The concept of the Hong Kong 'dai pai dong' milk tea epitomises so much of the Hong Kong experience. One generally does not think twice about the humble cup of tea; but when it comes to the HK style of milk tea, this drink is no small matter. In fact, preparation of the tea is considered a culinary art; there are chefs that specialise in this, and such tea chefs are highly sought after as, like many traditional and cultural arts, upcoming young talent is few and far between. In fact, the art is being replaced by chemical concoctions that merely simulate the taste of the tea, and packaged for the convenience that is now expected by and necessary for the typical time-poor HK local or expat. The pace of HK life is so fast, working locals do not have the time to sit down and enjoy a cup of properly prepared milk tea, and when there is demand for instant milk tea, there will be readily available, mass-produced supply.

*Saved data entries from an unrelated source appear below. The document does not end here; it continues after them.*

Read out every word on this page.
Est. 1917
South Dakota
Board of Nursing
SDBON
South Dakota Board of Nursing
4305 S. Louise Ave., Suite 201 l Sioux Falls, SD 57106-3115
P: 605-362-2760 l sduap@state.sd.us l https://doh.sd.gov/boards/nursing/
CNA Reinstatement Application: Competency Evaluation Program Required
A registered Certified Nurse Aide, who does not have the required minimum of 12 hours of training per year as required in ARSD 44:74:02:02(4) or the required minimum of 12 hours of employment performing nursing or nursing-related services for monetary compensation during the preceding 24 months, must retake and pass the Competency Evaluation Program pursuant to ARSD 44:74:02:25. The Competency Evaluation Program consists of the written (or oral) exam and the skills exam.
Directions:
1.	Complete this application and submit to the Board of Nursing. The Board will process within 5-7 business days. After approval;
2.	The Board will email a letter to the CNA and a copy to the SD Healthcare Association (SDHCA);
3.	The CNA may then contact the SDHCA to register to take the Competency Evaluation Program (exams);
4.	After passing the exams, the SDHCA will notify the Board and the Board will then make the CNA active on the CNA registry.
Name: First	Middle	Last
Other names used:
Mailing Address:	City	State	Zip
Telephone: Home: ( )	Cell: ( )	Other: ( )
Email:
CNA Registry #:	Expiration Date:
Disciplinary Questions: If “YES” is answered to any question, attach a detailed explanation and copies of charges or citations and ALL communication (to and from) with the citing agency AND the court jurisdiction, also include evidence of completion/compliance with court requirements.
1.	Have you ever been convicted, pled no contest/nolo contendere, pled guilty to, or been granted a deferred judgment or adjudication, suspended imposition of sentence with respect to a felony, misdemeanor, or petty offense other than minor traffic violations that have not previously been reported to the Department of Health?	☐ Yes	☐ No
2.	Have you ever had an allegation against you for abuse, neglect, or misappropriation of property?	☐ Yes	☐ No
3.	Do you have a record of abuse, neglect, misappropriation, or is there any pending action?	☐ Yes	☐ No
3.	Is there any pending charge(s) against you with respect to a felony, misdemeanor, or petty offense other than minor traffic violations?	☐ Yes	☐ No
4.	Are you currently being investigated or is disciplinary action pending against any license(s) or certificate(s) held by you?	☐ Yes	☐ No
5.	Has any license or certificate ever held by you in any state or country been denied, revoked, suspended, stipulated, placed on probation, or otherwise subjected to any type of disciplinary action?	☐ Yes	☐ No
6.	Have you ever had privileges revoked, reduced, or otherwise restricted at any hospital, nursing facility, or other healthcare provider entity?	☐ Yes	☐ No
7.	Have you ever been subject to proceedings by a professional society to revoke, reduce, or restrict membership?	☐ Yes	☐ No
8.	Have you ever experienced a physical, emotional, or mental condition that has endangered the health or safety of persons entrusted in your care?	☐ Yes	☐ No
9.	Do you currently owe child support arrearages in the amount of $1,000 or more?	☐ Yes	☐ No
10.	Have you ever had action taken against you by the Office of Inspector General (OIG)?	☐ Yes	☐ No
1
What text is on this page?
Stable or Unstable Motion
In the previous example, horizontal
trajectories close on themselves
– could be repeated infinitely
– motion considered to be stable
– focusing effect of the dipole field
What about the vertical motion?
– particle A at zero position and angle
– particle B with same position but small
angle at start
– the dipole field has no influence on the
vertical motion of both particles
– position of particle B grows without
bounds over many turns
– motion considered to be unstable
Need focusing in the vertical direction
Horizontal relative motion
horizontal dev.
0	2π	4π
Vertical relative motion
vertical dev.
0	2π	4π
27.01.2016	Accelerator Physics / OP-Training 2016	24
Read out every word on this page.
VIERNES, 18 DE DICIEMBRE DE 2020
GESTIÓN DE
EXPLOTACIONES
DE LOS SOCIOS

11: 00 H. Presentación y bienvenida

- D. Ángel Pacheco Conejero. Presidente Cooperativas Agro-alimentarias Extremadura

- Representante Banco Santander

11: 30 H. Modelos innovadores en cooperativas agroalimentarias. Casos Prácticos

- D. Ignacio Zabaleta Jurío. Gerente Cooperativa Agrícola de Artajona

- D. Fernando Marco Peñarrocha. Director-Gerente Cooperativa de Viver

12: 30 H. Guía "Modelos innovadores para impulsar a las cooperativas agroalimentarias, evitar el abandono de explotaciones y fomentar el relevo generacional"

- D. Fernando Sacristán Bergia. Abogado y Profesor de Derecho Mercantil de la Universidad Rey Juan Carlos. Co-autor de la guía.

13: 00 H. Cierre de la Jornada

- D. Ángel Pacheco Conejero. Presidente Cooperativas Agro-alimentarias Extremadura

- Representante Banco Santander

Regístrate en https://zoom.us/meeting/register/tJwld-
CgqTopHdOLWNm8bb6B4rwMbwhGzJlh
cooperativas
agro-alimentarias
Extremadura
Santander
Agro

The simple fact that a cup of milk tea is considered as a culinary art goes to show how big a role food plays in HK Chinese culture. No food or drink is considered too small to be an art requiring years of training and experience. It also illustrates the fusion of the Western and Chinese culture, which is exactly what HK is, given its colonial history under the British after the Opium Wars. The tea itself is a secret blend of English and Asian tealeaves, individually tuned by each tea chef, and put through an extensive process of brewing, straining (in a pantyhose-like filter), and pouring from height to increase the amount of air in the beverage. The tea is then brewed with evaporated milk, not fresh milk, which illustrates the role of dairy in the HK diet. That is, fresh dairy produce was not readily available until recent times, but the British could not forgo this luxury hence the proliferation of processed dairy products such as evaporated, condensed, and powdered milk in the HK diet. Chinese tea is taken without milk and unsweetened; sweet milk tea is purely a Western construct.

My grandpa stubbornly insists on ritually going out for two cups of milk tea everyday, one in the morning and one in the afternoon, which tells me that HK milk tea has been around for a long time. Hopefully, this delicious beverage will continue to be brewed according to the secret recipes of the tea chefs. However, with youth opting for the safe and stable careers offered by University degrees, the future of this culinary art unique to HK is potentially at the mercy of the test tubes in food labs hidden amongst the towers of the world's financial bigwigs.